Aaron Franz, creator of the documentary Age of Transition, commented:
I am ending my YouTube channel, and there’s a lot of good reasons for this. I’ve had the Age of Transition video posted to YouTube, but I took it down, I took all my videos down. I had somewhere around a million and a half views [sic] on YouTube, my YouTube channel throughout all my videos. I had all my videos on there. And there’s a lot of reasons why I’m taking down my YouTube channel.
There was some forced advertisement on Age of Transition because of some company called Deep Mining Corporation, I think that they somehow… they claimed to (own) one of the clips in my video. I guess that’s fair even.
It’s this little company, or I don’t know how big they are, but a company called Deep Mining Corporation was claiming that I was using some material from them and there’s really nothing I can do. So any time the Age of Transition would play on YouTube there could be an ad that pops up and the money wouldn’t go to me. And that’s fine, I didn’t wanna make money on the video, but it does go to Deep Mining Corporation and it goes to Google too. And I would suspect that any given ad on any YouTube video the large portion of that ad revenue goes to Google and they’re making a lot of money on this. I don’t like the whole thing.

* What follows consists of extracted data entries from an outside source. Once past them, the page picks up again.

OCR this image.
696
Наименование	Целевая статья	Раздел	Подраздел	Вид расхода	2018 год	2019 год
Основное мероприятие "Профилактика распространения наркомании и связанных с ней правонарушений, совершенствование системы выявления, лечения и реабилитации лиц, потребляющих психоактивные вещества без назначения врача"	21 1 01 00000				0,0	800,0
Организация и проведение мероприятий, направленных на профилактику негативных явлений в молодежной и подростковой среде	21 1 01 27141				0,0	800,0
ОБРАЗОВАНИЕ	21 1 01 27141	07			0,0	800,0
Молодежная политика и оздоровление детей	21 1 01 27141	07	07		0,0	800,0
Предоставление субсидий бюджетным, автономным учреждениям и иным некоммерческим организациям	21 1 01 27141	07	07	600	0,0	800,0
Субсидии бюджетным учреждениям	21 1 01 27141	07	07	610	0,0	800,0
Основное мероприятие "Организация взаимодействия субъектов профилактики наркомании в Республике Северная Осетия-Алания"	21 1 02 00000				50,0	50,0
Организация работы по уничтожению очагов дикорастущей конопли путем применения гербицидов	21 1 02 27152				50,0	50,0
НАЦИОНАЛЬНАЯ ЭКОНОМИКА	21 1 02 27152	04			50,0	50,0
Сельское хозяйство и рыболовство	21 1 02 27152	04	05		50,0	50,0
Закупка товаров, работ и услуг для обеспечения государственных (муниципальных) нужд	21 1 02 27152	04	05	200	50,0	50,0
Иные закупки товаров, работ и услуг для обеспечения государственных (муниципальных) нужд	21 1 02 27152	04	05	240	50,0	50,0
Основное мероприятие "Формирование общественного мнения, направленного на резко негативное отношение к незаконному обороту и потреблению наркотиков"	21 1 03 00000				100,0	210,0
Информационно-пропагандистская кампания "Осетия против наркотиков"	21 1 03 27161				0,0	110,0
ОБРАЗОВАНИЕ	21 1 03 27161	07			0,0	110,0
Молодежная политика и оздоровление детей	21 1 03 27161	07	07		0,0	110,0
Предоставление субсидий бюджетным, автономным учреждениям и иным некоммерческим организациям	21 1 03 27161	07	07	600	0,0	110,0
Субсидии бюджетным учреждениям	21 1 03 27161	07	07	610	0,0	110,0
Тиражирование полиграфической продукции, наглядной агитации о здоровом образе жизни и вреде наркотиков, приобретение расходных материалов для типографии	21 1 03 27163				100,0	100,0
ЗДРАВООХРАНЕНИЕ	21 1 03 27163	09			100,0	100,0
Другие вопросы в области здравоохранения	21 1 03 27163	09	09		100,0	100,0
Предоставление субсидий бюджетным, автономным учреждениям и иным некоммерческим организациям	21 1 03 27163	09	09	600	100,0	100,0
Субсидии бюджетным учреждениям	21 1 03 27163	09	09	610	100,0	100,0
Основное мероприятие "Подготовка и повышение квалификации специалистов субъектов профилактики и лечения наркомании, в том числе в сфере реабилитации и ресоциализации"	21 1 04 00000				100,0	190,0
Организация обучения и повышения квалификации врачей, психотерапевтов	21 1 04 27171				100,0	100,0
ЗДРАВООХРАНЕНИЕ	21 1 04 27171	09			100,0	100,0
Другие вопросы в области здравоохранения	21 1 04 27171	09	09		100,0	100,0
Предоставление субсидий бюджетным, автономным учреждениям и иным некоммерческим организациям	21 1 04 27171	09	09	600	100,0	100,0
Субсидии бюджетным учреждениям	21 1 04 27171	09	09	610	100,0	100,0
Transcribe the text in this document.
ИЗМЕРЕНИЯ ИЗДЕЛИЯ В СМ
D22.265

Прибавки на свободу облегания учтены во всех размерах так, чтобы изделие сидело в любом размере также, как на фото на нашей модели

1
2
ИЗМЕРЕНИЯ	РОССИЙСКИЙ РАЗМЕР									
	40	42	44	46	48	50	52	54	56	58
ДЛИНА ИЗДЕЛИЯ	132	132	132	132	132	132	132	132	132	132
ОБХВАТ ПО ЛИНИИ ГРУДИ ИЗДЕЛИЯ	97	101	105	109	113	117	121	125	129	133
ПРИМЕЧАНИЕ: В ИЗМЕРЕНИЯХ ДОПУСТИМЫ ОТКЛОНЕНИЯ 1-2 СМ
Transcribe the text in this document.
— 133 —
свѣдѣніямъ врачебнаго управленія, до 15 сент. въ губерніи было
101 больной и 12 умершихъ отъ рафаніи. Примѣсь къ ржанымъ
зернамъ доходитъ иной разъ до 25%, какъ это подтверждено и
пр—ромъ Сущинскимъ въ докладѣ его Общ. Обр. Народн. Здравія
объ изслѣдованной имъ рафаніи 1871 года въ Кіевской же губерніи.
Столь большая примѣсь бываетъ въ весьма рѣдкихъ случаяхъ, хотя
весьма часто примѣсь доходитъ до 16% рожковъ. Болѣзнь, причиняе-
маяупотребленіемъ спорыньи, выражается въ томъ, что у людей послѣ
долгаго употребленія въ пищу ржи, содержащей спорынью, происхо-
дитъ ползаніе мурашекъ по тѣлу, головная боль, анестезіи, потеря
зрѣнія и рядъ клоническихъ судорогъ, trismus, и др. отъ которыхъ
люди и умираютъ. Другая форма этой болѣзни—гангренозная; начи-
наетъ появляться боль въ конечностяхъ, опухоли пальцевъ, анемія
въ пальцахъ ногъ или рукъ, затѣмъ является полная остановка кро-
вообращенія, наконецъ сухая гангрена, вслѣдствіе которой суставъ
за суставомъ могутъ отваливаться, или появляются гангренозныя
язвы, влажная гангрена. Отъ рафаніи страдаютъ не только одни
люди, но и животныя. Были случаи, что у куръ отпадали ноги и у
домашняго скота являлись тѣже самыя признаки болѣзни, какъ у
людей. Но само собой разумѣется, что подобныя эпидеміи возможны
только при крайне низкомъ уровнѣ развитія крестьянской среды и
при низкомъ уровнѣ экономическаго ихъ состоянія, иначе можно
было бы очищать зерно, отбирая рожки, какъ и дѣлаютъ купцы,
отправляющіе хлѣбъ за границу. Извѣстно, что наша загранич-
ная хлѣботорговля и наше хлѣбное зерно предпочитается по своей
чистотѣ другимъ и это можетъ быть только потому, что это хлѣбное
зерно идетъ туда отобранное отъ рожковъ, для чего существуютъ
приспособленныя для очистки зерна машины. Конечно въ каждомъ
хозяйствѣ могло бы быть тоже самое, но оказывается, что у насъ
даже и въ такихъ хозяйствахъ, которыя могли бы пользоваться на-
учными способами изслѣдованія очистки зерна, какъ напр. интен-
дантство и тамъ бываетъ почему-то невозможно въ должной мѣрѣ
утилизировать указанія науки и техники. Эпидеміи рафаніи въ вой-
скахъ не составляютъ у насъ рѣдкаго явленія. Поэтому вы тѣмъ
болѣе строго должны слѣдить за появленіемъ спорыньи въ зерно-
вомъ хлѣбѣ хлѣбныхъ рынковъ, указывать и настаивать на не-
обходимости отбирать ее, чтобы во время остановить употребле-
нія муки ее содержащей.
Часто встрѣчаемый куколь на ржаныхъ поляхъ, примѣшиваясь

Emma Catherine, a fairly big fashion vloger, gave this reason for leaving earlier this year:
My reasoning behind it is that I don’t feel like I have been creating original content for a while now. It has probably been well over one year now and it has just been like not good, you know. They’re all the same videos, we’re all making the same videos and wearing the same stuff and talking about the same life hacks. I’m personally not a big fan of that. We don’t need a thousand life hack videos. I like individuality and originality and I hated that I didn’t do that for my channel. The authentic people out there, they make amazing content, but I feel that nowadays they just don’t get the views.
Ray Hidgon remarked on his blog:
Imagine if you started a site and you wanted to get more interaction on it and for FREE this guy comes along and contributes to your site 5-7 times per week, every single week for 5 years. How much would you be willing to give that guy? Would you at least send him a T-shirt or would you shut down his account and flag his content even though his content is getting likes, shares, comments and a ton of traffic to YOUR site?
Trust me, I am not bitter, just making a point. When any business, even one as big as Google/youtube, allow “haters” to dictate the displaying of content of someone who is doing exactly what you actually want your community to do, well, it’s not smart business.
Youtube is a great platform for most and I fully realize that I will be able to impact and reach fewer people in the short term by leaving however, the peace of mind I will gain with not having to look over my shoulder is worth it. I suggest if you are just getting started or newer to Internet marketing, youtube is a great choice and one that is easy to use and will get you the most traffic. That being said, without knowing the celebrity code of how more mainstream people get huge youtube accounts without the haters or mass attack on their accounts, once you reach a certain point, at least in the home business niche, you just might find yourself on the wrong side of Youtube and she can get nasty.
The way things are going, YouTube is certainly not going down, but it is going to change and shy away from truly original content. In a few years, I expect it to be a site where people go to watch music videos or catch the latest trailers, and if they don’t shape up, sites like Facebook will run over them with their own video uploading services.
What do you think? Is YouTube still a good option for people who wants to make a job out of original videos, or are the other options available better?